Die gleichen Waffen holte er am 23. Juni 2015 heraus, als er sich von Michael G., einem Mieter im Haus seiner Eltern, gestört fühlte: Dieser war im Begriff, das Treppenhaus zu putzen. Alexander L. hielt dem gleichaltrigen Mann ein Küchenmesser an den Hals und drohte, ihn "abzustechen", wenn er nicht mit dem Lärm aufhöre. Bei Michael G. hat das einen "tiefen Eindruck" hinterlassen und ihn geängstigt. Das schloss die Kammer aus Zeugenaussagen und auf Grund zahlreicher Mitteilungen des Opfers an Freunde über einen Nachrichtenkanal.
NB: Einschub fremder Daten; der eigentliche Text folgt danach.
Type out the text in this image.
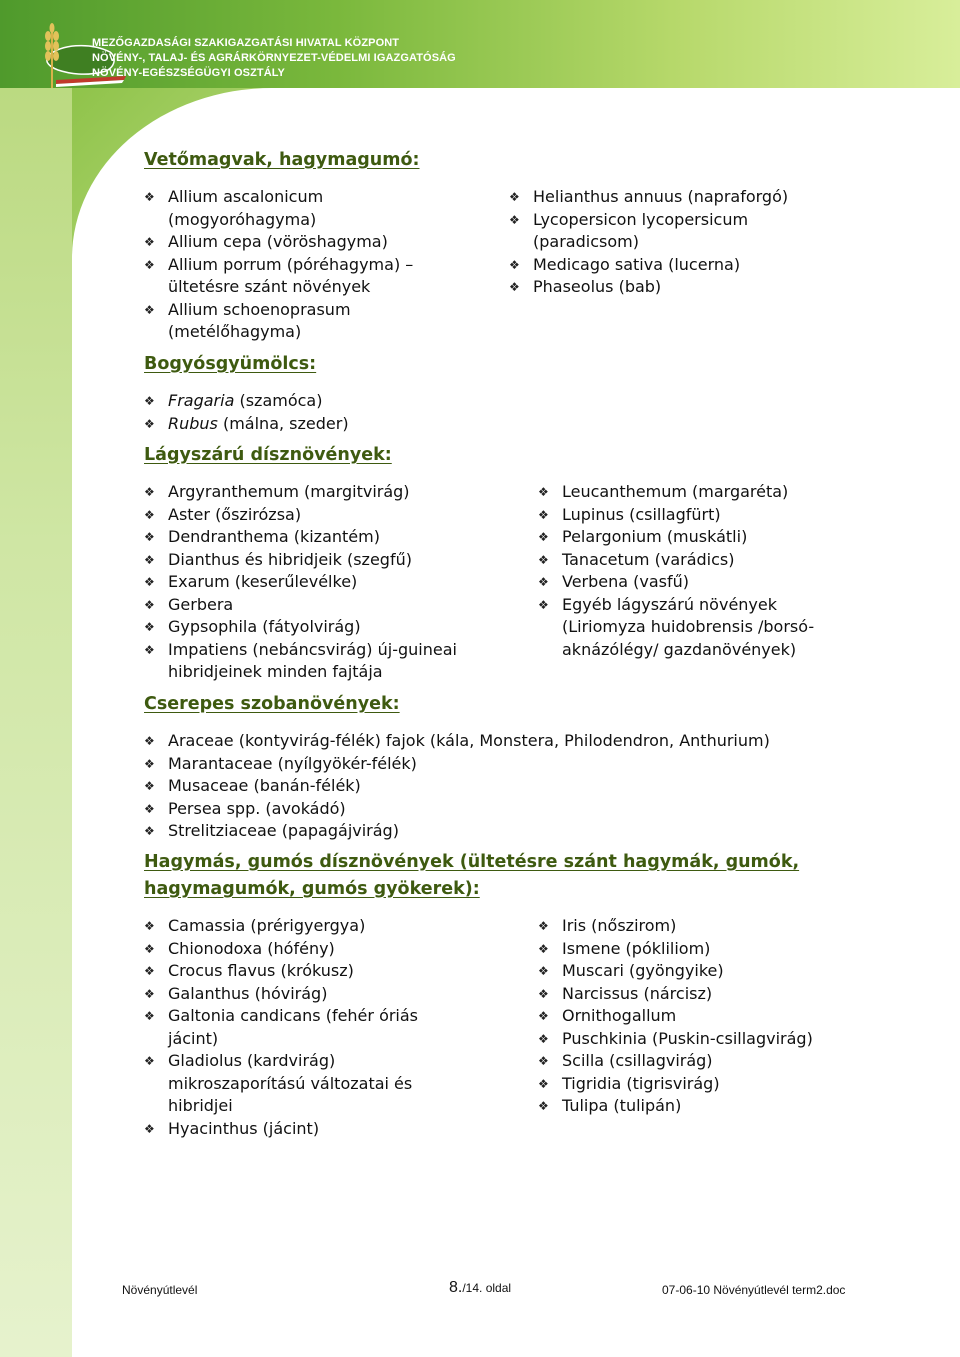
MEZŐGAZDASÁGI SZAKIGAZGATÁSI HIVATAL KÖZPONT
NÖVÉNY-, TALAJ- ÉS AGRÁRKÖRNYEZET-VÉDELMI IGAZGATÓSÁG
NÖVÉNY-EGÉSZSÉGÜGYI OSZTÁLY
Vetőmagvak, hagymagumó:
❖ Allium ascalonicum
(mogyoróhagyma)
❖ Allium cepa (vöröshagyma)
❖ Allium porrum (póréhagyma) –
ültetésre szánt növények
❖ Allium schoenoprasum
(metélőhagyma)
❖ Helianthus annuus (napraforgó)
❖ Lycopersicon lycopersicum
(paradicsom)
❖ Medicago sativa (lucerna)
❖ Phaseolus (bab)
Bogyósgyümölcs:
❖ Fragaria (szamóca)
❖ Rubus (málna, szeder)
Lágyszárú dísznövények:
❖ Argyranthemum (margitvirág)
❖ Aster (őszirózsa)
❖ Dendranthema (kizantém)
❖ Dianthus és hibridjeik (szegfű)
❖ Exarum (keserűlevélke)
❖ Gerbera
❖ Gypsophila (fátyolvirág)
❖ Impatiens (nebáncsvirág) új-guineai
hibridjeinek minden fajtája
❖ Leucanthemum (margaréta)
❖ Lupinus (csillagfürt)
❖ Pelargonium (muskátli)
❖ Tanacetum (varádics)
❖ Verbena (vasfű)
❖ Egyéb lágyszárú növények
(Liriomyza huidobrensis /borsó-
aknázólégy/ gazdanövények)
Cserepes szobanövények:
❖ Araceae (kontyvirág-félék) fajok (kála, Monstera, Philodendron, Anthurium)
❖ Marantaceae (nyílgyökér-félék)
❖ Musaceae (banán-félék)
❖ Persea spp. (avokádó)
❖ Strelitziaceae (papagájvirág)
Hagymás, gumós dísznövények (ültetésre szánt hagymák, gumók,
hagymagumók, gumós gyökerek):
❖ Camassia (prérigyergya)
❖ Chionodoxa (hófény)
❖ Crocus flavus (krókusz)
❖ Galanthus (hóvirág)
❖ Galtonia candicans (fehér óriás
jácint)
❖ Gladiolus (kardvirág)
mikroszaporítású változatai és
hibridjei
❖ Hyacinthus (jácint)
❖ Iris (nőszirom)
❖ Ismene (pókliliom)
❖ Muscari (gyöngyike)
❖ Narcissus (nárcisz)
❖ Ornithogallum
❖ Puschkinia (Puskin-csillagvirág)
❖ Scilla (csillagvirág)
❖ Tigridia (tigrisvirág)
❖ Tulipa (tulipán)
Növényútlevél	8./14. oldal	07-06-10 Növényútlevél term2.doc
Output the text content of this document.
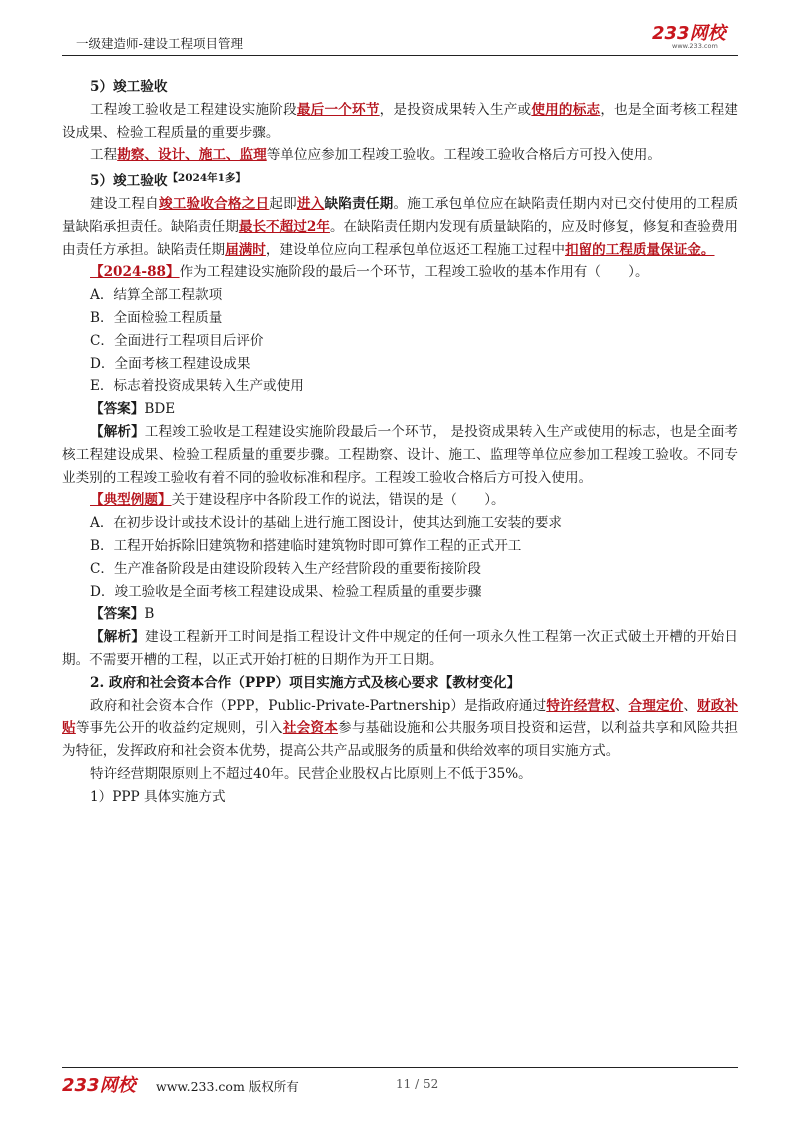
一级建造师-建设工程项目管理	233网校
www.233.com

5）竣工验收

工程竣工验收是工程建设实施阶段最后一个环节，是投资成果转入生产或使用的标志，也是全面考核工程建设成果、检验工程质量的重要步骤。

工程勘察、设计、施工、监理等单位应参加工程竣工验收。工程竣工验收合格后方可投入使用。

5）竣工验收$^{【2024年1多】}$

建设工程自竣工验收合格之日起即进入缺陷责任期。施工承包单位应在缺陷责任期内对已交付使用的工程质量缺陷承担责任。缺陷责任期最长不超过2年。在缺陷责任期内发现有质量缺陷的，应及时修复，修复和查验费用由责任方承担。缺陷责任期届满时，建设单位应向工程承包单位返还工程施工过程中扣留的工程质量保证金。

【2024-88】作为工程建设实施阶段的最后一个环节，工程竣工验收的基本作用有（　　）。

A．结算全部工程款项

B．全面检验工程质量

C．全面进行工程项目后评价

D．全面考核工程建设成果

E．标志着投资成果转入生产或使用

【答案】BDE

【解析】工程竣工验收是工程建设实施阶段最后一个环节， 是投资成果转入生产或使用的标志，也是全面考核工程建设成果、检验工程质量的重要步骤。工程勘察、设计、施工、监理等单位应参加工程竣工验收。不同专业类别的工程竣工验收有着不同的验收标准和程序。工程竣工验收合格后方可投入使用。

【典型例题】关于建设程序中各阶段工作的说法，错误的是（　　）。

A．在初步设计或技术设计的基础上进行施工图设计，使其达到施工安装的要求

B．工程开始拆除旧建筑物和搭建临时建筑物时即可算作工程的正式开工

C．生产准备阶段是由建设阶段转入生产经营阶段的重要衔接阶段

D．竣工验收是全面考核工程建设成果、检验工程质量的重要步骤

【答案】B

【解析】建设工程新开工时间是指工程设计文件中规定的任何一项永久性工程第一次正式破土开槽的开始日期。不需要开槽的工程，以正式开始打桩的日期作为开工日期。

2. 政府和社会资本合作（PPP）项目实施方式及核心要求【教材变化】

政府和社会资本合作（PPP，Public-Private-Partnership）是指政府通过特许经营权、合理定价、财政补贴等事先公开的收益约定规则，引入社会资本参与基础设施和公共服务项目投资和运营，以利益共享和风险共担为特征，发挥政府和社会资本优势，提高公共产品或服务的质量和供给效率的项目实施方式。

特许经营期限原则上不超过40年。民营企业股权占比原则上不低于35%。

1）PPP 具体实施方式

233网校 www.233.com 版权所有	11 / 52
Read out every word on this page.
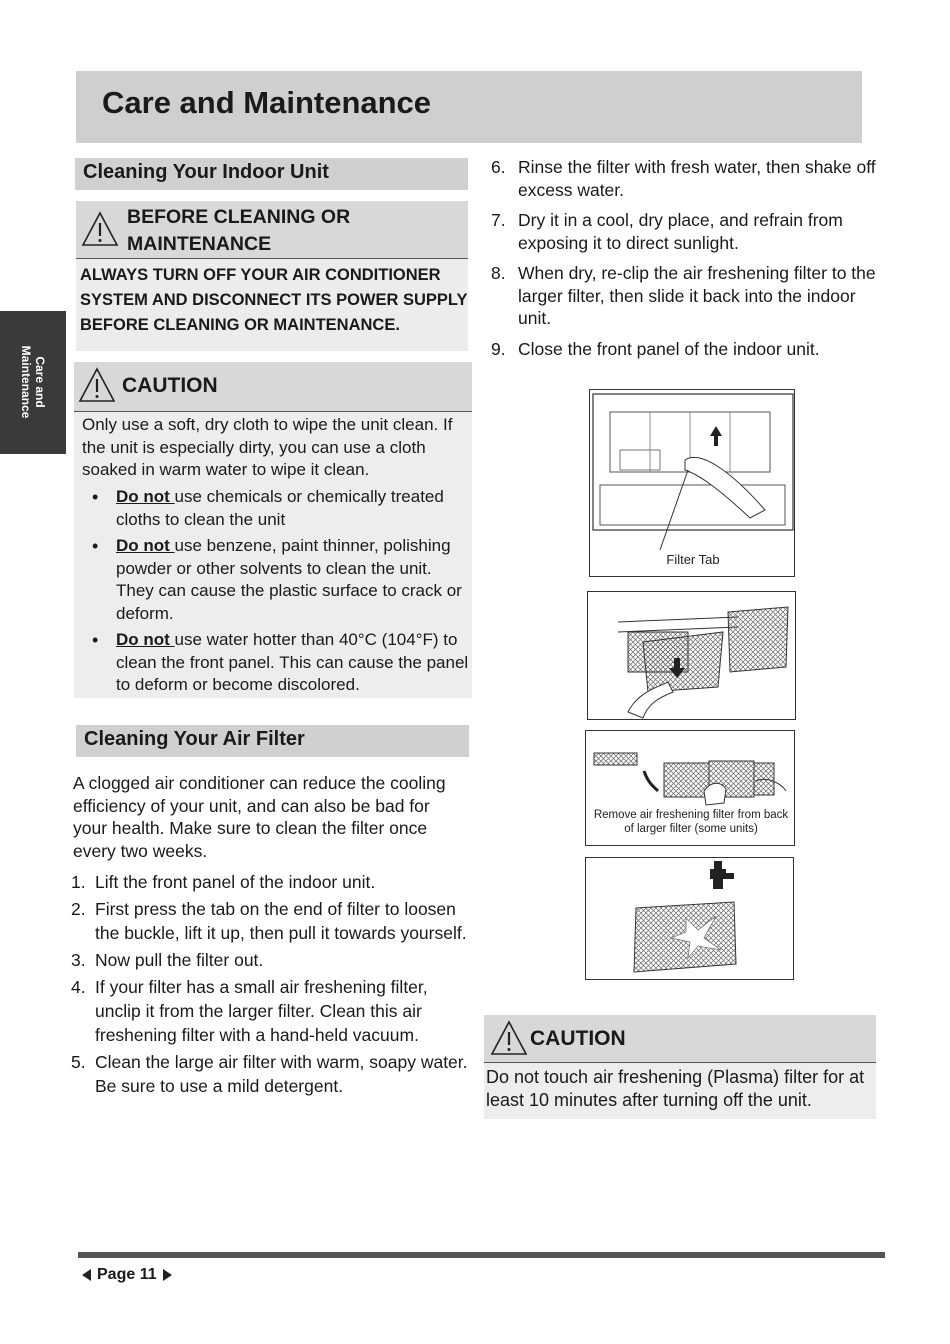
Care and Maintenance
Care and Maintenance
Cleaning Your Indoor Unit
BEFORE CLEANING OR MAINTENANCE
ALWAYS TURN OFF YOUR AIR CONDITIONER SYSTEM AND DISCONNECT ITS POWER SUPPLY BEFORE CLEANING OR MAINTENANCE.
CAUTION
Only use a soft, dry cloth to wipe the unit clean. If the unit is especially dirty, you can use a cloth soaked in warm water to wipe it clean.
• Do not use chemicals or chemically treated cloths to clean the unit
• Do not use benzene, paint thinner, polishing powder or other solvents to clean the unit. They can cause the plastic surface to crack or deform.
• Do not use water hotter than 40°C (104°F) to clean the front panel. This can cause the panel to deform or become discolored.
Cleaning Your Air Filter
A clogged air conditioner can reduce the cooling efficiency of your unit, and can also be bad for your health. Make sure to clean the filter once every two weeks.
1. Lift the front panel of the indoor unit.
2. First press the tab on the end of filter to loosen the buckle, lift it up, then pull it towards yourself.
3. Now pull the filter out.
4. If your filter has a small air freshening filter, unclip it from the larger filter. Clean this air freshening filter with a hand-held vacuum.
5. Clean the large air filter with warm, soapy water. Be sure to use a mild detergent.
6. Rinse the filter with fresh water, then shake off excess water.
7. Dry it in a cool, dry place, and refrain from exposing it to direct sunlight.
8. When dry, re-clip the air freshening filter to the larger filter, then slide it back into the indoor unit.
9. Close the front panel of the indoor unit.
Filter Tab
Remove air freshening filter from back of larger filter (some units)
CAUTION
Do not touch air freshening (Plasma) filter for at least 10 minutes after turning off the unit.
Page 11
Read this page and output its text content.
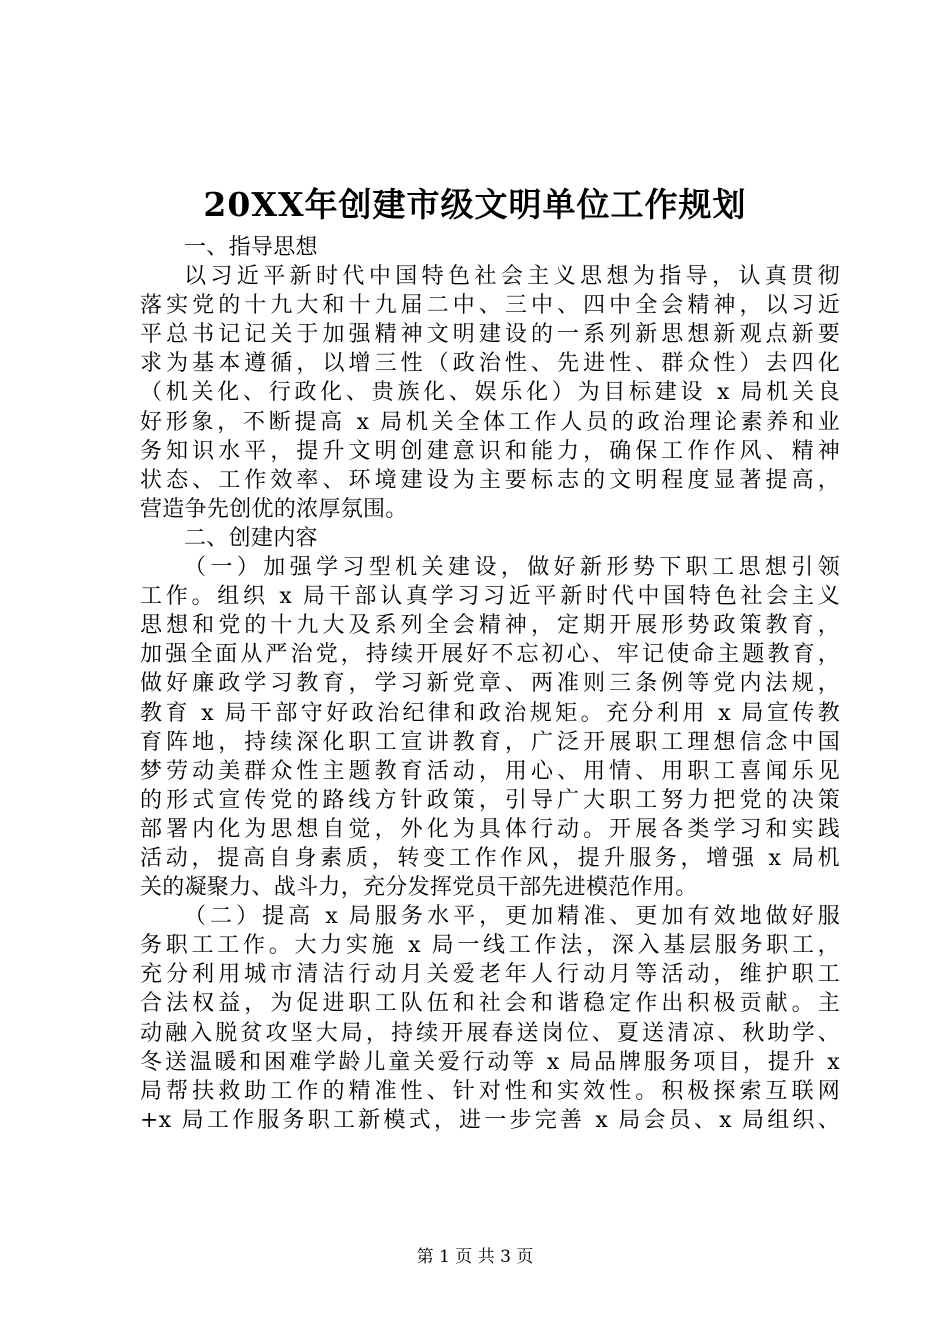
20XX年创建市级文明单位工作规划
一、指导思想
以习近平新时代中国特色社会主义思想为指导，认真贯彻
落实党的十九大和十九届二中、三中、四中全会精神，以习近
平总书记记关于加强精神文明建设的一系列新思想新观点新要
求为基本遵循，以增三性（政治性、先进性、群众性）去四化
（机关化、行政化、贵族化、娱乐化）为目标建设 x 局机关良
好形象，不断提高 x 局机关全体工作人员的政治理论素养和业
务知识水平，提升文明创建意识和能力，确保工作作风、精神
状态、工作效率、环境建设为主要标志的文明程度显著提高，
营造争先创优的浓厚氛围。
二、创建内容
（一）加强学习型机关建设，做好新形势下职工思想引领
工作。组织 x 局干部认真学习习近平新时代中国特色社会主义
思想和党的十九大及系列全会精神，定期开展形势政策教育，
加强全面从严治党，持续开展好不忘初心、牢记使命主题教育，
做好廉政学习教育，学习新党章、两准则三条例等党内法规，
教育 x 局干部守好政治纪律和政治规矩。充分利用 x 局宣传教
育阵地，持续深化职工宣讲教育，广泛开展职工理想信念中国
梦劳动美群众性主题教育活动，用心、用情、用职工喜闻乐见
的形式宣传党的路线方针政策，引导广大职工努力把党的决策
部署内化为思想自觉，外化为具体行动。开展各类学习和实践
活动，提高自身素质，转变工作作风，提升服务，增强 x 局机
关的凝聚力、战斗力，充分发挥党员干部先进模范作用。
（二）提高 x 局服务水平，更加精准、更加有效地做好服
务职工工作。大力实施 x 局一线工作法，深入基层服务职工，
充分利用城市清洁行动月关爱老年人行动月等活动，维护职工
合法权益，为促进职工队伍和社会和谐稳定作出积极贡献。主
动融入脱贫攻坚大局，持续开展春送岗位、夏送清凉、秋助学、
冬送温暖和困难学龄儿童关爱行动等 x 局品牌服务项目，提升 x
局帮扶救助工作的精准性、针对性和实效性。积极探索互联网
+x 局工作服务职工新模式，进一步完善 x 局会员、x 局组织、
第 1 页 共 3 页
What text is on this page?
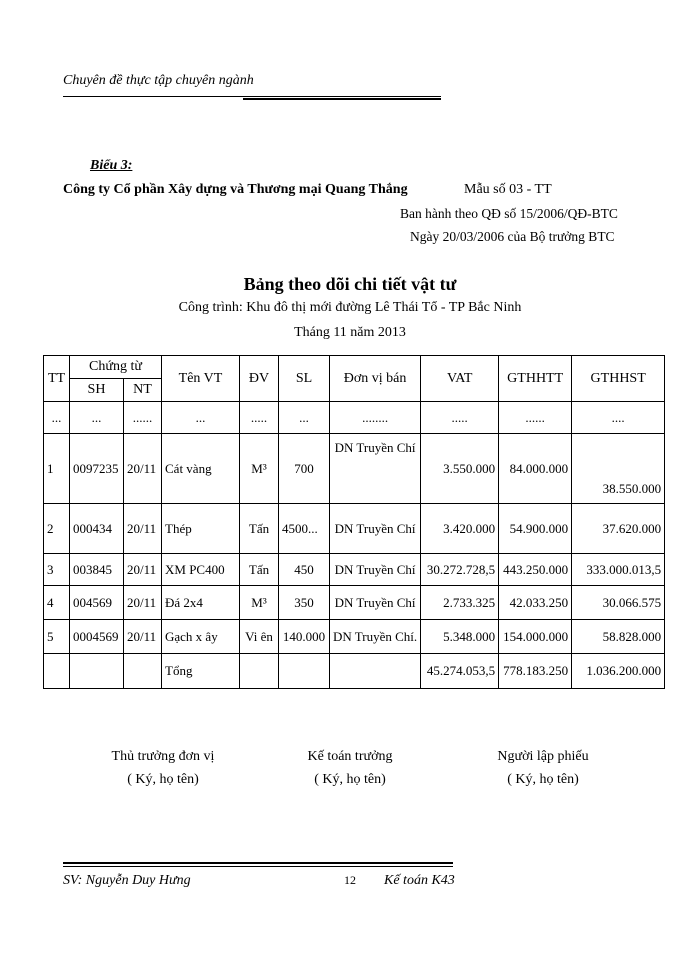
Chuyên đề thực tập chuyên ngành
Biểu 3:
Công ty Cổ phần Xây dựng và Thương mại Quang Thắng	Mẫu số 03 - TT
Ban hành theo QĐ số 15/2006/QĐ-BTC
Ngày 20/03/2006 của Bộ trưởng BTC
Bảng theo dõi chi tiết vật tư
Công trình: Khu đô thị mới đường Lê Thái Tổ - TP Bắc Ninh
Tháng 11 năm 2013
TT	Chứng từ		Tên VT	ĐV	SL	Đơn vị bán	VAT	GTHHTT	GTHHST
	SH	NT							
...	...	......	...	.....	...	........	.....	......	....
1	0097235	20/11	Cát vàng	M³	700	DN Truyền Chí	3.550.000	84.000.000	38.550.000
2	000434	20/11	Thép	Tấn	4500...	DN Truyền Chí	3.420.000	54.900.000	37.620.000
3	003845	20/11	XM PC400	Tấn	450	DN Truyền Chí	30.272.728,5	443.250.000	333.000.013,5
4	004569	20/11	Đá 2x4	M³	350	DN Truyền Chí	2.733.325	42.033.250	30.066.575
5	0004569	20/11	Gạch x ây	Vi ên	140.000	DN Truyền Chí.	5.348.000	154.000.000	58.828.000
			Tổng				45.274.053,5	778.183.250	1.036.200.000
Thủ trưởng đơn vị
( Ký, họ tên)
Kế toán trưởng
( Ký, họ tên)
Người lập phiếu
( Ký, họ tên)
SV: Nguyễn Duy Hưng	12 Kế toán K43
Einen vergleichbar "nichtigen Anlas" - so die Formulierung von Richter Schmidt - lieferte Michael G. am 26. Juni. Weil er seinen Schlüssel vergessen hatte, klingelte der Mann bei den Nachbarn, die ihn ins Haus ließen. Während die Nachbarn in ihrer Wohnung noch beratschlagten, wie man G., der sich ausgesperrt hatte, helfen solle, schlug dieser gegen seine Tür und versuchte, sie mit Gewalt zu öffnen. Der Lärm rief Alexander L. auf den Plan. Obwohl ihn von Michael G. nur eine Tür mit Milchglasscheibe trennte, wählte er einen langen Umweg: Er nahm die Hintertreppe, durchquerte den langgestrecken Laden und betrat das Treppenhaus durch eine Schiebetür. Dann muss er G. im ersten Stock "gestellt" haben. Kurze Zeit später ging die Auseinandersetzung am Fuß der Treppe weiter. L. stach Michael G. einmal in den Rücken und vier Mal von vorne in den Oberkörper. Ein Stich durchtrennte mehrere Rippen und traf die Herzkammer - das Todesurteil. Laut Richter Schmidt hätte das Opfer auch nicht überlebt, wenn sofort Hilfe gekommen wäre. L. hatte daran aber gar kein Interesse: Er schloss die Schiebetür ab und türmte in den Hain ohne einen Notarzt zu rufen. Zwei Stunden später kehrte er an den Tatort zurück und stellte sich.


Vermindert schuldfähig

Die Kammer ist auf Grund von Indizien und Zeugenaussagen überzeugt: Von Notwehr könne nicht die Rede sein. "Der Angeklagte wollte Michael G. unter Mitnahme eines Messers zur Rede stellen." Wegen des nachgewiesenen Crystal-Konsums bei L. ging die Kammer von verminderter Schuldfähigkeit aus. "Methamphetamin ist kein Beruhigungsmittel, sondern das genaue Gegenteil", sagte Richter Schmidt in Anspielung auf eine Aussage des Angeklagten während der Beweisaufnahme: Crystal beruhige ihn bei Stress.